C's aliasing is based on type alone, hence its other name "type based alias analysis" or TBAA.

replies(1): >>44517331 #
2. gronpi ◴[] No.44517331[source]
And TBAA is much easier for programmers to wrangle than the aliasing of Rust, right? The corresponding aliasing feature for C would be _restrict_, which is rarely used.

Though Linus and Linux turns off even strict aliasing/TBAA.

replies(1): >>44518406 #
3. simonask ◴[] No.44518406[source]
I don't think TBAA is easier to wrangle at all, or rather, it's almost never relevant except for allowing the compiler to make obviously, trivially true assumptions. Without it (all pointers could alias all the time), any C function taking more than one pointer argument would compile to a very surprising series of instructions, reloading from memory every single time any pointer is dereferenced.
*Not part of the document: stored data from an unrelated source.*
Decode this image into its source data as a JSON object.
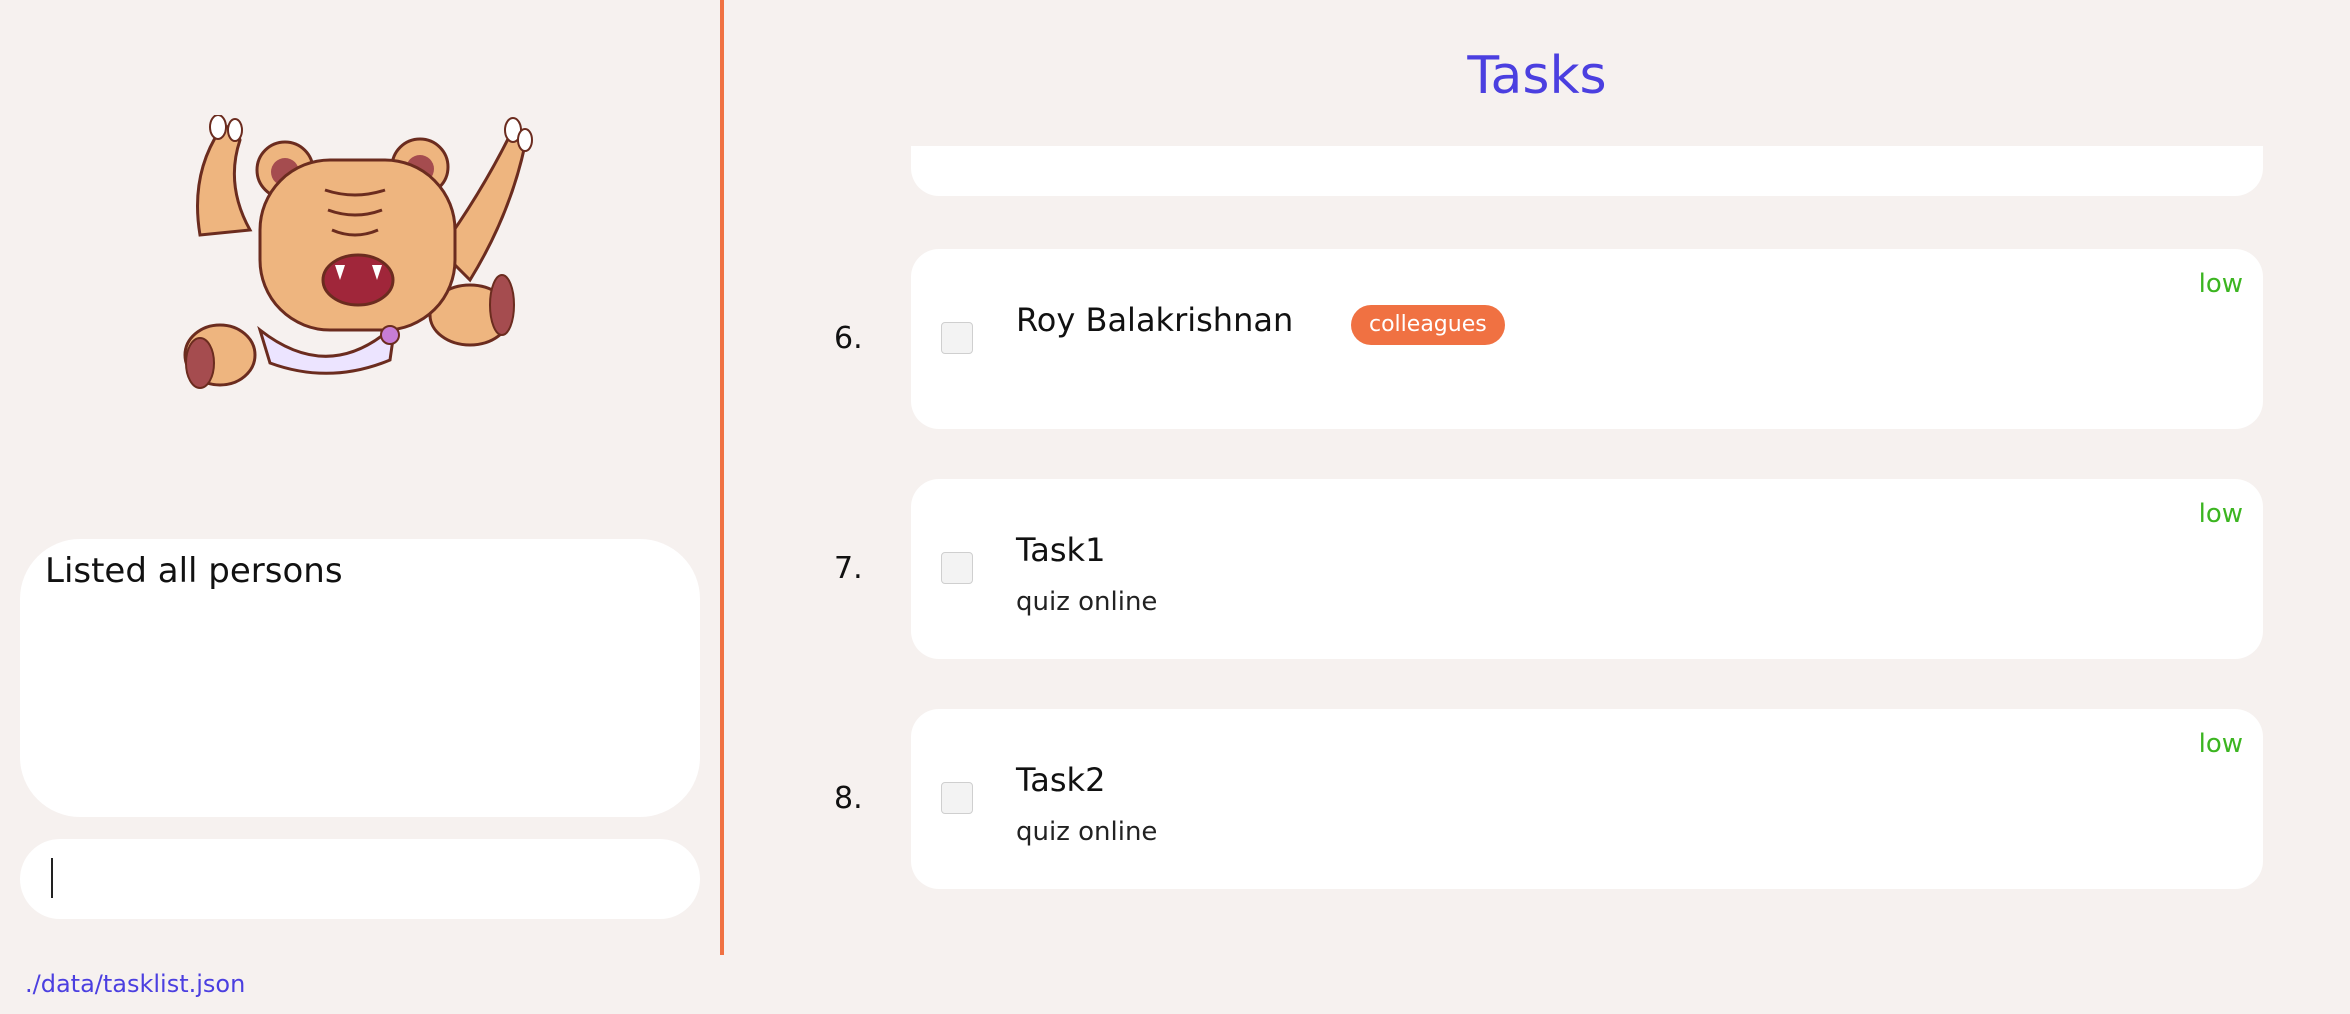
{
  "result": {
    "text": "Listed all persons"
  },
  "command": {
    "value": "",
    "placeholder": ""
  },
  "task_panel": {
    "title": "Tasks"
  },
  "tasks": [
    {
      "index": "6.",
      "name": "Roy Balakrishnan",
      "tag": "colleagues",
      "description": "",
      "priority": "low"
    },
    {
      "index": "7.",
      "name": "Task1",
      "tag": "",
      "description": "quiz online",
      "priority": "low"
    },
    {
      "index": "8.",
      "name": "Task2",
      "tag": "",
      "description": "quiz online",
      "priority": "low"
    }
  ],
  "status_bar": {
    "file_path": "./data/tasklist.json"
  },
  "colors": {
    "accent": "#4b3fe0",
    "divider": "#f07142",
    "tag": "#f07142",
    "priority_low": "#3cb521",
    "background": "#f6f1ef"
  },
  "icons": {
    "mascot": "bear-mascot-icon",
    "checkbox": "checkbox-icon"
  }
}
Rust's rules are very simple and easy to get right - not least because breaking them is a compiler error.

replies(1): >>44518543 #
4. hamcocar ◴[] No.44518543{3}[source]
Hmmm.

How is your comment consistent with some C compilers enabling users to disable TBAA/strict aliasing? Like the Linux kernel does. Do those codebases fit "compile to a very surprising series of instructions,"?